Doubly robust nearest neighbors in factor models
Raaz Dwivedi, Katherine Tian, Sabina Tomkins, Predrag Klasnja, Susan Murphy, Devavrat Shah
TL;DR
This work addresses matrix completion under latent-factor models with missing entries by introducing a doubly robust nearest-neighbors (DR-NN) estimator that fuses unit-NN and time-NN ideas. DR-NN achieves consistency when either unit or time neighbors are informative and attains near-quadratic improvements in non-asymptotic error when both are informative, with substantially narrower asymptotic confidence intervals. The analysis provides non-asymptotic and asymptotic guarantees under both bilinear and general non-linear factor models, with data-splitting to enable clean bias-variance decomposition. The approach extends to tensor denoising and has connections to bias-correction and orthogonal loss frameworks, offering a principled, interpretable, and robust alternative to vanilla NN methods in missing-data settings.
Abstract
We introduce and analyze an improved variant of nearest neighbors (NN) for estimation with missing data in latent factor models. We consider a matrix completion problem with missing data, where the $(i, t)$-th entry, when observed, is given by its mean $f(u_i, v_t)$ plus mean-zero noise for an unknown function $f$ and latent factors $u_i$ and $v_t$. Prior NN strategies, like unit-unit NN, for estimating the mean $f(u_i, v_t)$ relies on existence of other rows $j$ with $u_j \approx u_i$. Similarly, time-time NN strategy relies on existence of columns $t'$ with $v_{t'} \approx v_t$. These strategies provide poor performance respectively when similar rows or similar columns are not available.

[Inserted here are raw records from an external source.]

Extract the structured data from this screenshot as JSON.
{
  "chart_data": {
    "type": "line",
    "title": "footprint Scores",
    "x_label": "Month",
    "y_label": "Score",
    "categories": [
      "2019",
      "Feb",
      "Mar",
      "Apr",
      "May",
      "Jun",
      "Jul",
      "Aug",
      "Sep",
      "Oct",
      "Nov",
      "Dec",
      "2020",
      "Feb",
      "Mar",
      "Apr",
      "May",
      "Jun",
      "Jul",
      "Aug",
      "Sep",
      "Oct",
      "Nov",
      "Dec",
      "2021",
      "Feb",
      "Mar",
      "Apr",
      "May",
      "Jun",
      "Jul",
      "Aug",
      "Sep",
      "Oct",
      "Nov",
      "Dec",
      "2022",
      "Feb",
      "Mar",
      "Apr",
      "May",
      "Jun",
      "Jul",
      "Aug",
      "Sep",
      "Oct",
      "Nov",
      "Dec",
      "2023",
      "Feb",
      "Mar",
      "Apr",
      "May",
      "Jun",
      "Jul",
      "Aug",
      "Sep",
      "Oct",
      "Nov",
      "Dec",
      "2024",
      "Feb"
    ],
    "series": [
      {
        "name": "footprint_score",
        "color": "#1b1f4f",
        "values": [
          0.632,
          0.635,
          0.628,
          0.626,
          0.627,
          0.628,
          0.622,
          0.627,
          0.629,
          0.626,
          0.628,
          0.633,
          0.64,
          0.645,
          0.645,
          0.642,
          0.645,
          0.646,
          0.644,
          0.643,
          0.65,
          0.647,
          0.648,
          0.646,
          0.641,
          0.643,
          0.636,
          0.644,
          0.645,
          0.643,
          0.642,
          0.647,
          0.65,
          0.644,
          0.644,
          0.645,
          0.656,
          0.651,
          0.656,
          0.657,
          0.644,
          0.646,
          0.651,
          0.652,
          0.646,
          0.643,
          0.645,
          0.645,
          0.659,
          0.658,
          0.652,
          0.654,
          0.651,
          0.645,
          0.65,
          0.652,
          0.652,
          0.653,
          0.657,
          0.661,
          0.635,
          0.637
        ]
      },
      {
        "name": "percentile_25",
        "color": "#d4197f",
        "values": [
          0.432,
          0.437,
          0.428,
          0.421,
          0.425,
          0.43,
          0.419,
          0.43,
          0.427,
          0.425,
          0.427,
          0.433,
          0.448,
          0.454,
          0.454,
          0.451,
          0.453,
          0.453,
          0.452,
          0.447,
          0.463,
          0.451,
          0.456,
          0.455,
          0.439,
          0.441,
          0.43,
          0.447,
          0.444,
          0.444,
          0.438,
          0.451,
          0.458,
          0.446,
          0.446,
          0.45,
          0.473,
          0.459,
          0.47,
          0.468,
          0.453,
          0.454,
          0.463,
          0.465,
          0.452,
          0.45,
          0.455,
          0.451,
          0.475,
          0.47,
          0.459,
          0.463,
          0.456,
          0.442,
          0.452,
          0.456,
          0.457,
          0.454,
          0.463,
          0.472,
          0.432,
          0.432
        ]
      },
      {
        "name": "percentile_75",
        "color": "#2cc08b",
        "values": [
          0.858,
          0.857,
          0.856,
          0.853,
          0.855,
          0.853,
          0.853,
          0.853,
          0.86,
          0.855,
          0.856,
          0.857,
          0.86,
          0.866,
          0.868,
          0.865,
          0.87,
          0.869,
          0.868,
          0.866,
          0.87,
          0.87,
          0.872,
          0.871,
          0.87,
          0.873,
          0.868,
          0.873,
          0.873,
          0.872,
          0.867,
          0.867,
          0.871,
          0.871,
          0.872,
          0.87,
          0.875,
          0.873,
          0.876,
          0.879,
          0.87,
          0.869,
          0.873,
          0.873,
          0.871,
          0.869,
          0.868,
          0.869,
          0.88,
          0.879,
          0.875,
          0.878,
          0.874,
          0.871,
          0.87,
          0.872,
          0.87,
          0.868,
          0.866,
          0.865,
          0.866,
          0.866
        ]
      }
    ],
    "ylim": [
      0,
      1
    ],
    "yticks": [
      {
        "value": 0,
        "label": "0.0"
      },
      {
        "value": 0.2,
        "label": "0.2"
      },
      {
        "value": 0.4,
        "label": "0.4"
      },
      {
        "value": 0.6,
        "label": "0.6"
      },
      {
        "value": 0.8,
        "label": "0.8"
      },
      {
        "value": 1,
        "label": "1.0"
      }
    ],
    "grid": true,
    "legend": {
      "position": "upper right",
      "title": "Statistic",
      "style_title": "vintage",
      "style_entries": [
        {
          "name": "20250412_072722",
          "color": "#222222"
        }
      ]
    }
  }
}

Our estimate is doubly robust to this deficit in two ways: (1) As long as there exist either good row or good column neighbors, our estimate provides a consistent estimate. (2) Furthermore, if both good row and good column neighbors exist, it provides a (near-)quadratic improvement in the non-asymptotic error and admits a significantly narrower asymptotic confidence interval when compared to both unit-unit or time-time NN.